Das ist der entscheidende Punkt: Offene Forschung kann eine Idee verbreiten. Sie schafft aber nicht automatisch Fabriken, verlässliche Zulieferer, Fertigungs-Know-how, Betriebskapital oder einen Kundenstamm. Unitrees Erfolg ist deshalb ebenso eine Geschichte der Industrialisierung wie der Robotik.
Die Belege stützen die Einordnung von Wang Xingxing als Gründer und kontrollierende Figur von Unitree. Sie belegen jedoch nicht, dass ein bestimmter Teil seiner akademischen Forschung direkt die Grundlage für das Go2-Design war. Präziser ist es, Unitree als Unternehmen zu beschreiben, das auf einer internationalen und breit publizierten Forschungslinie aufbaute – statt das Produkt einem einzelnen Gründer, einer Veröffentlichung oder einem Labor zuzuschreiben.
Reuters berichtete außerdem, dass Wang und ein von ihm kontrolliertes Unternehmen nach dem Börsengang voraussichtlich 31,29 Prozent der Unitree-Aktien und über eine Aktienstruktur mit unterschiedlichen Stimmrechten 65,31 Prozent der Stimmrechte halten würden.
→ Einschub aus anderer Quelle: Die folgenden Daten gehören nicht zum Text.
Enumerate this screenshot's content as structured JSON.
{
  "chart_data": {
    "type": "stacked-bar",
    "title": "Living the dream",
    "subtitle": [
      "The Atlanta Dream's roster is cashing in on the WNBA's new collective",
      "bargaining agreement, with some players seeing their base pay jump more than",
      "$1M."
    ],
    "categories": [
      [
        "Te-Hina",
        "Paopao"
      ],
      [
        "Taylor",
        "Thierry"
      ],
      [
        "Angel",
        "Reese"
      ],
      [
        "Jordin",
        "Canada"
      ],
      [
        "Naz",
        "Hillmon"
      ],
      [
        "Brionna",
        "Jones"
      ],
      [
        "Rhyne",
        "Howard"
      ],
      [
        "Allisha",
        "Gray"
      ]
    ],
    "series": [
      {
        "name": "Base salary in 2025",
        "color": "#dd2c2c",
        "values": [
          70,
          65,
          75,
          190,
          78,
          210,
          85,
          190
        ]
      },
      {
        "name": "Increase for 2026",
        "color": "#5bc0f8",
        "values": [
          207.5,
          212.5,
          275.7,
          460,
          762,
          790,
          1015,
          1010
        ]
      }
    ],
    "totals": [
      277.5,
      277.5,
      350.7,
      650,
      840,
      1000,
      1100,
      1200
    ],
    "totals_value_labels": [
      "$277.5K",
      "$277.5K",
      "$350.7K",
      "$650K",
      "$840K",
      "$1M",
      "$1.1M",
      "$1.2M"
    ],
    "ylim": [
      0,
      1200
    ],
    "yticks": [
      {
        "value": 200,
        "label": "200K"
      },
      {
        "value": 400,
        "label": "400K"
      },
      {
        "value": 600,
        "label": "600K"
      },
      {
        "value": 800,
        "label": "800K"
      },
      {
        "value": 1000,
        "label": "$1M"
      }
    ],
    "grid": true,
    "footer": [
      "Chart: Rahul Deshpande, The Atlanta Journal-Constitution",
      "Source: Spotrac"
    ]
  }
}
Diese Angaben erklären seinen Einfluss auf das Unternehmen, beweisen aber keinen bestimmten Weg des Technologietransfers.
Reuters zufolge hatte Unitree im vorangegangenen Jahr mehr als 5.500 humanoide und 18.000 vierbeinige Roboter verkauft. Vor dem Börsendebüt in Shanghai wurde das Unternehmen mit rund 9 Milliarden US-Dollar bewertet. Diese Zahlen zeigen eine beträchtliche kommerzielle Dynamik. Sie sind jedoch kein Beleg dafür, dass Unitrees humanoide Roboter bereits über eine allgemeine oder „übermenschliche“ Autonomie verfügen.
Die übergeordnete Lehre lautet nicht, dass die USA die betreffende Technologie nicht erfunden hätten. Forschende in Pennsylvania und am MIT erzielten wichtige Fortschritte, und die zugrunde liegenden Arbeiten wurden offen veröffentlicht. Das Problem lag vielmehr in der Lücke zwischen Erfindung und Skalierung: Das US-System hatte Schwierigkeiten, Forschung mit ausreichend Kapital, Fertigungskapazität, Produktionspersonal, heimischer Nachfrage und tiefen Lieferketten zu verbinden, um ähnlich günstige Produkte hervorzubringen.
Unitrees „Superman“-Demonstrationen bei humanoiden Robotern sollten deshalb als Produktversprechen und Vorführungen betrachtet werden, solange unabhängige Benchmarks nicht zeigen, was die Systeme tatsächlich leisten. Verkaufszahlen, eine hohe Bewertung und eindrucksvolle Videos belegen Markterfolg – aber nicht automatisch eine breit einsetzbare Autonomie.
Reuters berichtete, dass das Pentagon Unitree auf seine Liste chinesischer Militärunternehmen setzte. Die Einstufung ist demnach selbst keine Sanktion, könnte aber den künftigen Einsatz von Unitree-Technologie durch das US-Militär einschränken. Unitree erklärt, seine Roboter seien zivile Produkte.
Reuters berichtete zudem, dass die US-amerikanische Federal Communications Commission (FCC) künftige Importe ausländischer humanoider und vierbeiniger Robotermodelle untersagte – darunter Modelle von Unitree – und dass China mit Vergeltungsmaßnahmen drohte.
Solche Maßnahmen können die Abhängigkeit der US-Regierung verringern, Lieferketten- und Sicherheitsrisiken adressieren und den Zugang zum US-Markt begrenzen. Sie schaffen jedoch nicht die Zulieferernetzwerke, das Fertigungswissen, die Produktionskapazität oder die Kostenstruktur, die Unitrees Erfolg ermöglichten. Ebenso hindern sie das Unternehmen nicht daran, Kunden in China und anderen Märkten zu bedienen.
Die politische Schlussfolgerung ist daher enger – und praktischer – als die Aussage, offene Forschung habe ein Sicherheitsversagen verursacht. Wenn die USA wollen, dass öffentlich finanzierte Robotikforschung auch Unternehmen mit vergleichbarer Größe hervorbringt, müssen Schutzmaßnahmen mit Finanzierung für die Kommerzialisierung, Investitionen in die Fertigung, staatlicher Beschaffung und einer gezielten Lieferkettenpolitik verbunden werden. Einen Wettbewerber zu blockieren kann die eigene Gefährdung verringern. Es baut aber nicht die industrielle Basis auf, die für den Wettbewerb erforderlich ist.